With its decision to eliminate the holiday, Middlesex supervisors did not suggest they were making a political statement. Middlesex County Assistant County Administrator Betty Muncy recommended the board consider the change because traditionally the county has established its annual calendar in accordance with the State of Virginia’s holiday calendar.

During the 2020 General Assembly Norfolk Delegate Joseph Lindsey introduced HB 108 bill to make Election Day a state holiday and remove Lee-Jackson Day as a holiday. The Virginia House voted on Feb. 6, 55-42, to remove Lee-Jackson Day as a holiday, while the state senate voted, 21-19, on Feb. 22 to remove the holiday.
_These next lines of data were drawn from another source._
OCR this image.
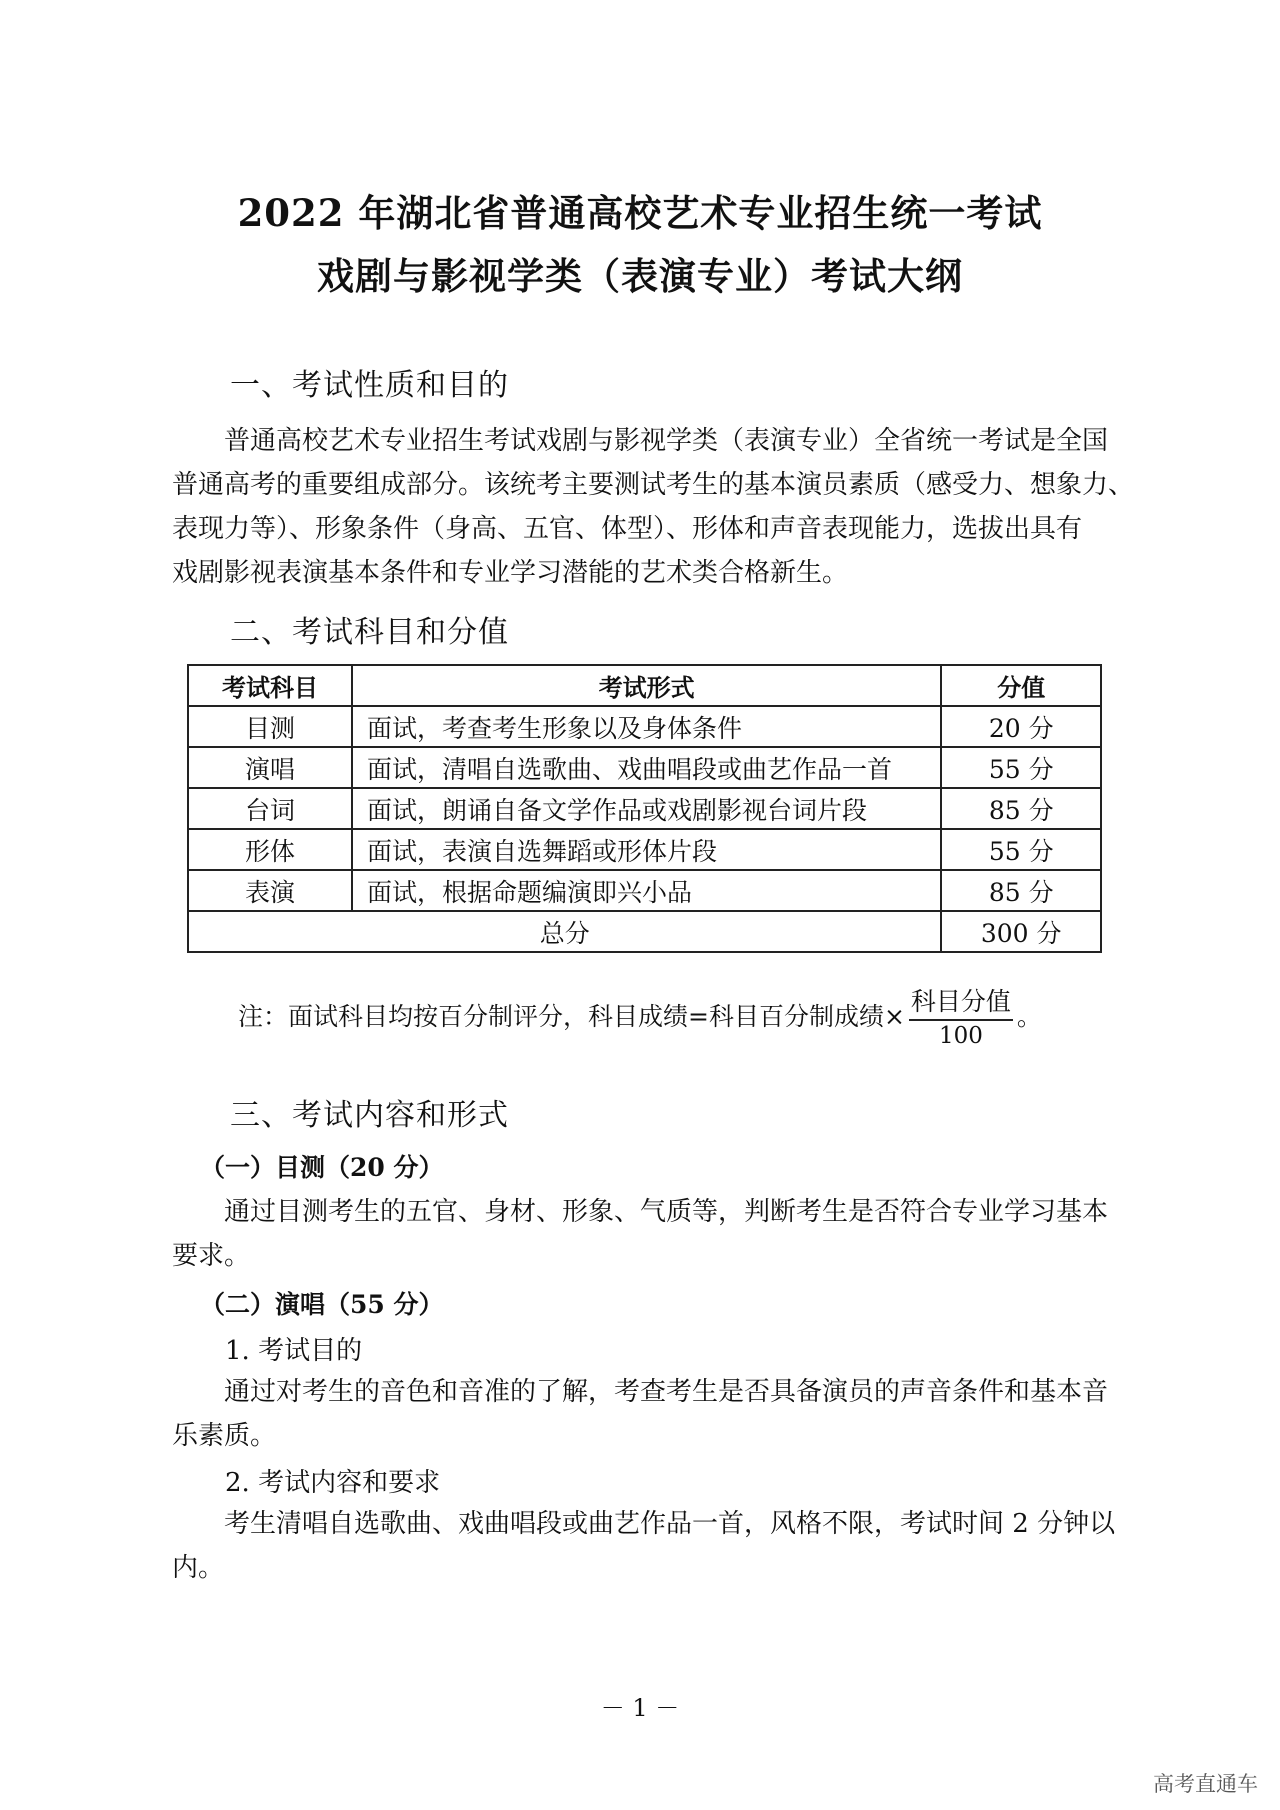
2022 年湖北省普通高校艺术专业招生统一考试
戏剧与影视学类（表演专业）考试大纲
一、考试性质和目的
普通高校艺术专业招生考试戏剧与影视学类（表演专业）全省统一考试是全国
普通高考的重要组成部分。该统考主要测试考生的基本演员素质（感受力、想象力、
表现力等）、形象条件（身高、五官、体型）、形体和声音表现能力，选拔出具有
戏剧影视表演基本条件和专业学习潜能的艺术类合格新生。
二、考试科目和分值
考试科目	考试形式	分值
目测	面试，考查考生形象以及身体条件	20 分
演唱	面试，清唱自选歌曲、戏曲唱段或曲艺作品一首	55 分
台词	面试，朗诵自备文学作品或戏剧影视台词片段	85 分
形体	面试，表演自选舞蹈或形体片段	55 分
表演	面试，根据命题编演即兴小品	85 分
总分		300 分
注：面试科目均按百分制评分，科目成绩=科目百分制成绩× $\frac{\text{科目分值}}{100}$ 。
三、考试内容和形式
（一）目测（20 分）
通过目测考生的五官、身材、形象、气质等，判断考生是否符合专业学习基本
要求。
（二）演唱（55 分）
1. 考试目的
通过对考生的音色和音准的了解，考查考生是否具备演员的声音条件和基本音
乐素质。
2. 考试内容和要求
考生清唱自选歌曲、戏曲唱段或曲艺作品一首，风格不限，考试时间 2 分钟以
内。
－ 1 －
高考直通车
Virginia Gov. Ralph Northam supported the legislation. “I don’t think there’s any secret that it’s in honor of two individuals who fought to prolong slavery, which is not a proud aspect of Virginia’s history,” he said in a Richmond Times Dispatch interview in January.

The legislative vote came before the May 25 incident in Minneapolis, Minn., when George Floyd was killed by a white police officer while being arrested for allegedly using a counterfeit bill. This sparked a series of “Black Lives Matter” rallies throughout the country and in Middlesex County.


Lee-Jackson Day history

The Jan. 19 birthday of Confederate Civil War general and Virginia native Robert E. Lee has been celebrated as a state holiday since 1890. In 1904, fellow Confederate Gen. Thomas J. “Stonewall” Jackson’s birthday, Jan. 21, was added to the holiday by state legislators and it became Lee-Jackson Day and a state holiday.

In 1983, Jan. 15 was declared a federal holiday to honor Civil Rights leader the Rev. Martin Luther King Jr. Until then, Virginians had celebrated King’s birthday with the New Year. At that point, legislators agreed to celebrate the birthdays of all three men on the same day.

Lee-Jackson-King Day became a state holiday but many disagreed with honoring a civil rights leader and two Confederate generals simultaneously. In 2000, the two holidays were split with Lee-Jackson Day celebrated on Friday and Martin Luther King Day on the Monday after, creating a four-day holiday.

In March 2003, the Middlesex County School Board voted, 3-2, to eliminate Lee-Jackson Day as a holiday from its calendar. Then assistant superintendent of Middlesex County Public Schools Cynthia Pitts said that a recent decision by a school appointed calendar committee recommending that schools be open on Lee-Jackson Day “had nothing to do with politics.”

She explained the Lee-Jackson Day holiday comes only a short time after a long Christmas break and closing school on that Friday would again result in a four-day weekend. She said the committee felt students could not afford to lose that extra day of instruction.

At the March 2003 meeting, present school board members Dr. Richard Shores and Jim Goforth and former school board member Beth Hurd voted to eliminate the holiday.

The late John M. (Buddy) Moore argued the historical significance of Lee and Jackson to Virginia history and Elliott Reed, the only African-American on the board, voted to keep the holiday. Reed said at the time that if the school board had considered opening schools on Martin Luther King Day, he would have “raised Cain. I wouldn’t deny anyone their history, nor would I want to be denied.”

Board members Reggie Williams, Lud Kimbrough, Wayne Jessie and Pete Mansfield voted to remove Lee-Jackson Day as a holiday. Hartfield representative John Koontz was not in attendance.